After that... the world is then our oyster to explore the topic in many ways. But that's the plan for now.

Vaibhavdixit02 commented 4 months ago

I was also thinking about this at a more abstract level, the fact that multiobjective is not too distinct from constrained optimization. There is this duality of the equations that make up the problem where they can be classified as either a constraint or part of the objective, since most multiobjective methods just tends to scalarize the vector output using some lagrangian or similar approach and the fact that constraints can be moved in and out of the multi-objective, it feels like there might be a smarter way to do this, it actually also opens up the possibility of creating the lagrangian for the usual optimization problem at our end. But this is pretty abstract in my head still and I don't know what this could look like so will probably just do the straightforward thing lol

manuelbb-upb commented 4 months ago

Just wanted to chime in and tell you how excited I am about this. I have this unregistered package to explore descent based MOO and the problem evaluator was heavily inspired by the OptimizationFunction signature. However, all the things @ChrisRackauckas mentioned (in-place vs out-of-place calls, type and size metadata) are implemented haphazardly, so it would be great to see something more optimized.

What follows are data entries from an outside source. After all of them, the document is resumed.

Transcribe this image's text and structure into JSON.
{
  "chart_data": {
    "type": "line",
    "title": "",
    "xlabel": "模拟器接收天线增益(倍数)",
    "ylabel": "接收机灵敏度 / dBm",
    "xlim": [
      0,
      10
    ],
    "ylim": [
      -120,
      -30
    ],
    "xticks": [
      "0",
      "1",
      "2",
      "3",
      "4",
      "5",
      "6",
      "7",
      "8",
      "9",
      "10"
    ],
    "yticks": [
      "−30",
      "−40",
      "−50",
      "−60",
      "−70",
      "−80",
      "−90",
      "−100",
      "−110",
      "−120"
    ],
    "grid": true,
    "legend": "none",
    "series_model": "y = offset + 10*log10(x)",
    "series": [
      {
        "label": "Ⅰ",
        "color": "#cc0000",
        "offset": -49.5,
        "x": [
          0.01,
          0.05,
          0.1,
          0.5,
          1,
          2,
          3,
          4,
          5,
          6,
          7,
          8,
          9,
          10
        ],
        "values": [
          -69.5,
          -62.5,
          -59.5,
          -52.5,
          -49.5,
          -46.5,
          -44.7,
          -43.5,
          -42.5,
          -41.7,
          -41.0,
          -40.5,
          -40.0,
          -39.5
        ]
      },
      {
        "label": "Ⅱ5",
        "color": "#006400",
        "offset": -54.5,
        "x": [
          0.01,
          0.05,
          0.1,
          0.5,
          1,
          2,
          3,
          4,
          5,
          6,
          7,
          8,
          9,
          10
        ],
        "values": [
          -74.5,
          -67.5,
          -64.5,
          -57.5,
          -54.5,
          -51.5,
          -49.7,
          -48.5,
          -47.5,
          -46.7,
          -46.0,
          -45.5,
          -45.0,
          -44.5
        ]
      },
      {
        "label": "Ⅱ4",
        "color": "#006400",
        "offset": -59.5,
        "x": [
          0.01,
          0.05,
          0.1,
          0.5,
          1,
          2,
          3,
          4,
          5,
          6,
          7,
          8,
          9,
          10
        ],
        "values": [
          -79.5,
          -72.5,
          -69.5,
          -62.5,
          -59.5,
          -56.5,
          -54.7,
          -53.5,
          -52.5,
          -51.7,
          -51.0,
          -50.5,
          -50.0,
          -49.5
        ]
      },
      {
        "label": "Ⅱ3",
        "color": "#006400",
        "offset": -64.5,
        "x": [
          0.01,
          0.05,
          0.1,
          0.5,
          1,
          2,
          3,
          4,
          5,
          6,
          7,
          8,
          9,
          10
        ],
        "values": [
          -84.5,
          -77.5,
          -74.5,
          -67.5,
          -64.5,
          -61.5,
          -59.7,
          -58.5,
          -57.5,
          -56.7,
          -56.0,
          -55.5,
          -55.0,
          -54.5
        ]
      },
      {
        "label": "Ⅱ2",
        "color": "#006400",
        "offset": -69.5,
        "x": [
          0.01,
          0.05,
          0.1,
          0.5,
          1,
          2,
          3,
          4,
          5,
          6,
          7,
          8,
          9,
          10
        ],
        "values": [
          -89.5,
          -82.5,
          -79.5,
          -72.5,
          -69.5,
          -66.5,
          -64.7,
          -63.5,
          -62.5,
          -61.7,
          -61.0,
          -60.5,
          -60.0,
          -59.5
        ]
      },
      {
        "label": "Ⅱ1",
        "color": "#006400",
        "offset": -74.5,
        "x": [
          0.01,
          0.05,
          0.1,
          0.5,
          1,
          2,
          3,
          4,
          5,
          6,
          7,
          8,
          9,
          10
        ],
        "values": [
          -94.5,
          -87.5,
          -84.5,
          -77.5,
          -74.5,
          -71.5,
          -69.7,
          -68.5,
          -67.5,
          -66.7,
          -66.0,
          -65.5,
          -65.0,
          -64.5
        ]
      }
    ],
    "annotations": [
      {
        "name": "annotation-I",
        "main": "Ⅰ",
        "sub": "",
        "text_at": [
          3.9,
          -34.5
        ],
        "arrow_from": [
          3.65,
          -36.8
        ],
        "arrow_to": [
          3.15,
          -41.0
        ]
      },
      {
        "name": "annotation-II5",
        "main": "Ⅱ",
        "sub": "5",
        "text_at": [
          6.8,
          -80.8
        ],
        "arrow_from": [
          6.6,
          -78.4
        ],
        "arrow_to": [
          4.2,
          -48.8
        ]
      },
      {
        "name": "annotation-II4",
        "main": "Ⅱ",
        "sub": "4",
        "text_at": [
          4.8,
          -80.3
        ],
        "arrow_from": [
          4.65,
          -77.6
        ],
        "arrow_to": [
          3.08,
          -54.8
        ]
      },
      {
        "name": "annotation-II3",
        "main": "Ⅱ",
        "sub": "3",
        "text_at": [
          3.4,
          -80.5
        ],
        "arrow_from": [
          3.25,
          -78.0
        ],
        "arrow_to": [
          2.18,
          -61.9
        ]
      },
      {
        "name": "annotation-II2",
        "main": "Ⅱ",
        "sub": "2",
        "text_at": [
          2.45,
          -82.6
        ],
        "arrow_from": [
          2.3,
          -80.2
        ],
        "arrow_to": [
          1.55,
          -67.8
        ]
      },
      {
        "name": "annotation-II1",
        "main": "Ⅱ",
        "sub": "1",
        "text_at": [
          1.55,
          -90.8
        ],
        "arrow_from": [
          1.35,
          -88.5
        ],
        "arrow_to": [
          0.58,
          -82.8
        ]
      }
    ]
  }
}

@Vaibhavdixit02 I am generally in favor of having access to objectives and constraints separately. I see a straight-forward duality in terms of implementation (indexing into a problem structure and taking derivatives), but I guess there are approaches to MOO where you would really like to treat them differently. Even if one of the standard scalarization approaches was to be used (weighted sum, epsilon constraint etc.) and handed down to a single-objective optimizer, then the variation of weights to generate multiple Pareto optimal solutions/trade-offs would constitute a multi-objective optimizer for which a new interface would be nice.